To help guide Spark’s evolution, two life sciences industry veterans have joined the company’s board. They are Elliott Sigal, M.D., Ph.D., director, executive VP, CSO, and president of R&D at Bristol-Myers Squibb until 2013, and Rogério Vivaldi, M.D., CEO and president of Minerva Neurosciences, Inc., and previously the senior VP and head of the rare diseases business unit at Genzyme, a Sanofi company.
Anticipating that the FDA will approve its lead product, Spark is hiring staff to support the commercial launch of its gene therapy for RPE65 gene mutations blindness. “The challenges of managing and growing Spark do not significantly differ from other new biotech companies,” said Marrazzo, who previously held senior leadership positions at Generation Health, Tengion, and Molecular Health, Inc. Chairing Spark’s seven-member board is a representative of CHOP, CEO Steven Altschuler, M.D. Also on the Spark board is Thomas Todorow, C.P.A., MBA, executive VP for corporate services and CFO of CHOP.
Many of CCMT’s assets, such as the two clinical trials and many members of its leadership, are now at Spark. Another company asset is Spark’s exclusive license from CHOP to commercialize the center’s proprietary manufacturing technology. For its preclinical studies and clinical trials, Spark will be able to use clinical-grade gene therapy vectors produced by the center’s state of the art cGMP clinical facility. “We view CHOP as our technology partner as well as investor,” said Marrazzo.

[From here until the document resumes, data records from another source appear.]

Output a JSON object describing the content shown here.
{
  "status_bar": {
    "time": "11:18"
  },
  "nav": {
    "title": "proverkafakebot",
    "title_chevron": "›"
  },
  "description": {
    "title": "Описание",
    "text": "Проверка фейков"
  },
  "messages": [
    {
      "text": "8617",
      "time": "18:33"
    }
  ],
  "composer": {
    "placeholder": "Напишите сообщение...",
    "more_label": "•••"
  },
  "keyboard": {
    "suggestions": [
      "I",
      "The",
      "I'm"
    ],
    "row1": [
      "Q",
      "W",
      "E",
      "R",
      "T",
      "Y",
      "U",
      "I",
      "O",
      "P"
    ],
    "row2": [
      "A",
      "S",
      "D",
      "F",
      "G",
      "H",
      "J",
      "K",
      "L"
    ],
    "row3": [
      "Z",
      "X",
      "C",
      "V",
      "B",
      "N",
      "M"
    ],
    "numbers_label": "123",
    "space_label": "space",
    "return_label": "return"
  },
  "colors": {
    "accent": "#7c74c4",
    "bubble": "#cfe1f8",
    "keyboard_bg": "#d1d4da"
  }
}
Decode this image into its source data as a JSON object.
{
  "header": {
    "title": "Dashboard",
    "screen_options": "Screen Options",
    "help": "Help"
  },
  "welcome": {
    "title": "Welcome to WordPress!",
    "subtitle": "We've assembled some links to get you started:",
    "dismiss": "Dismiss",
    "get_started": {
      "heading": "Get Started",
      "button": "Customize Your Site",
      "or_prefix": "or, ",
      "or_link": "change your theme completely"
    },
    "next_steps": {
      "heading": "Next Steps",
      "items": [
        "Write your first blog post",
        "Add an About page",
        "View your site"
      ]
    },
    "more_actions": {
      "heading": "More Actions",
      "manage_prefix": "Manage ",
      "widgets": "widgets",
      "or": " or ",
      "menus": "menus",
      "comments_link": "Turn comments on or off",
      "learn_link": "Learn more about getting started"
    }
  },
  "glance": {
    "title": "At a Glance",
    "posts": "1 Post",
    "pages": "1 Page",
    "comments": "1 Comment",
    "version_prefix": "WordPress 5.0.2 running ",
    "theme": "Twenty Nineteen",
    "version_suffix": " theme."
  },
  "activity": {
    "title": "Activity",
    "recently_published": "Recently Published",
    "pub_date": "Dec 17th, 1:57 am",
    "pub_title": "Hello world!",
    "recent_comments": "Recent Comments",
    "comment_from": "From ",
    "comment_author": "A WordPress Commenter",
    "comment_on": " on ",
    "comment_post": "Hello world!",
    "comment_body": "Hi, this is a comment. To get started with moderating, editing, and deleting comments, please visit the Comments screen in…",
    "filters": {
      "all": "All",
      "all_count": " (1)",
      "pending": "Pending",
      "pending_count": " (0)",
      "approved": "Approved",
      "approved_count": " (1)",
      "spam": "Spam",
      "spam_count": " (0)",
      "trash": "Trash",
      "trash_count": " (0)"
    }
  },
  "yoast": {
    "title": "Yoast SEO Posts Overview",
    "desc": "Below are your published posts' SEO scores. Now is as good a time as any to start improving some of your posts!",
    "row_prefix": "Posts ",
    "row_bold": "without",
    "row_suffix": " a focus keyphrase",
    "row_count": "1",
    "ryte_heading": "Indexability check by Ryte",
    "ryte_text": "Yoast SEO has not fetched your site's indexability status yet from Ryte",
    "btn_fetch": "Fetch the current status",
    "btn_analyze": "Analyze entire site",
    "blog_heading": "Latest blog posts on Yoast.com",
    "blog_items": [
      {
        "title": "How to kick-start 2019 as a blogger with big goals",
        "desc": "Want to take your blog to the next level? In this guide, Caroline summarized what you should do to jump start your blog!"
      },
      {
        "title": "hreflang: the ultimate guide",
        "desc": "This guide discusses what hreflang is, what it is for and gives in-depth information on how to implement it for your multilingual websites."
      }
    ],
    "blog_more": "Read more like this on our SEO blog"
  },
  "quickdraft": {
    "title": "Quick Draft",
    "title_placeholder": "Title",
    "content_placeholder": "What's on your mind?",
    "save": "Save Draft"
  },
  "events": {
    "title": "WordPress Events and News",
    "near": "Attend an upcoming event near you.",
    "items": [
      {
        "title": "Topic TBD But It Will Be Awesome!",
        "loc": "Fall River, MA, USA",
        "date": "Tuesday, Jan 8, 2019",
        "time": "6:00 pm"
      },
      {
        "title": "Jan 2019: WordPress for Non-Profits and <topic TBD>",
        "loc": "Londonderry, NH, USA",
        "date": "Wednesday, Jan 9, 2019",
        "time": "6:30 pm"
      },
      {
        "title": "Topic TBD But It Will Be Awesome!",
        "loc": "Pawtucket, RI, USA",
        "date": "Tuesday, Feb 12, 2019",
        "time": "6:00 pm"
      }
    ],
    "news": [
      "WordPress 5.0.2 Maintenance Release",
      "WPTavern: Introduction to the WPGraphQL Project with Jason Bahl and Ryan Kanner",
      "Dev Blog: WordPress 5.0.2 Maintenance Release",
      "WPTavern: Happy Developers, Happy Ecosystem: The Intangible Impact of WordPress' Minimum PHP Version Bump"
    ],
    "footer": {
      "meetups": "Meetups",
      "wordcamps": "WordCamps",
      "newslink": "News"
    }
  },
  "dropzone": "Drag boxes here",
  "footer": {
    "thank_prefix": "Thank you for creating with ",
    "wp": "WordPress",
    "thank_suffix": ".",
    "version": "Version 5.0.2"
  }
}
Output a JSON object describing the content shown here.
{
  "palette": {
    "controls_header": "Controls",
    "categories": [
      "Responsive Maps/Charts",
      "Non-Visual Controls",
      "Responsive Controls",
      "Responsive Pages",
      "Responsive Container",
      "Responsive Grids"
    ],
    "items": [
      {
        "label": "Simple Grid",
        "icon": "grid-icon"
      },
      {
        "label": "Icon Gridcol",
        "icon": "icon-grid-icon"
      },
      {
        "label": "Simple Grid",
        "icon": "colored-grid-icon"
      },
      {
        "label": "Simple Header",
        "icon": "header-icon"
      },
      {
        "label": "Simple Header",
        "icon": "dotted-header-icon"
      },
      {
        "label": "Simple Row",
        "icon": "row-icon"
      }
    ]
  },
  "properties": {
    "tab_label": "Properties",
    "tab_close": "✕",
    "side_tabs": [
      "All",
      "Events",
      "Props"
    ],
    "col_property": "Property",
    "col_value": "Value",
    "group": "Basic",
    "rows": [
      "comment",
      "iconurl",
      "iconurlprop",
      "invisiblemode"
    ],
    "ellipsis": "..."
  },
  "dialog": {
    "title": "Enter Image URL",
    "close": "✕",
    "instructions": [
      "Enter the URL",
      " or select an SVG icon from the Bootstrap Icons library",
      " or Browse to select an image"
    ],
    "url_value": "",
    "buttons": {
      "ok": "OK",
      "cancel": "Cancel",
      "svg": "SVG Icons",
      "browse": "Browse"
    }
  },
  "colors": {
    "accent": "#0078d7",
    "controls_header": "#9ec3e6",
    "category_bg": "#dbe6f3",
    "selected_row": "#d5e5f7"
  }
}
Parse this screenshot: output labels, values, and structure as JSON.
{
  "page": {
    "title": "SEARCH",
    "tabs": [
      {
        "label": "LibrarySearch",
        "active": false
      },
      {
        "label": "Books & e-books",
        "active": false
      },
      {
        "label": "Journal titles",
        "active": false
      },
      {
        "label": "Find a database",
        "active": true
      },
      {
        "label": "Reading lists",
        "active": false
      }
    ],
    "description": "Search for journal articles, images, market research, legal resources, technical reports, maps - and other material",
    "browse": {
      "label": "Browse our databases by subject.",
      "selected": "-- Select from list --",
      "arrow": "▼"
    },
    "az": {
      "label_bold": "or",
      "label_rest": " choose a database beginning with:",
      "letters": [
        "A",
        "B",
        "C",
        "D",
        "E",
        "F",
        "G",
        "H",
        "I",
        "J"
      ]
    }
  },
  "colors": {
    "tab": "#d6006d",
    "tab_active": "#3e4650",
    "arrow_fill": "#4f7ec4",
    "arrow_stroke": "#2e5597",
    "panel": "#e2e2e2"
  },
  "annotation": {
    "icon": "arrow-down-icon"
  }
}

In January 2014, Spark completed patient enrollment in its Phase 3 study of CCMT’s novel gene therapy. In the therapy, a vector carrying a normal copy of the gene is inserted behind the retina of the patient’s eye. The Phase 3 trial builds on CCMT’s successful Phase 1/2 clinical trial of 12 patients with Leber’s congenital amaurosis whose vision measurably improved after the gene therapy, said Dr. High, a cofounder of Spark and a scientific adviser to the company. Before the trial, several of the children were profoundly blind. As a result of the gene therapy, they were able to recognize faces and walk without the aid of a cane or a companion. The children’s vision improved so much that they no longer had to depend on Braille to read.
If the Phase 3 trial also shows that the gene therapy is safe and effective, the hospital’s funding will underwrite Spark’s preparation and submission of a BLA and the commercial launch of the product. “If FDA approves the BLA, Spark has the resources to generate first revenues,” said Marrazzo.
Marrazzo said that he expects that the hospital will continue to be an investor in Spark, but it will be opportunistic. “If the Spark board decides to expand or expedite our strategy, we may seek other investors or partners,” he concluded.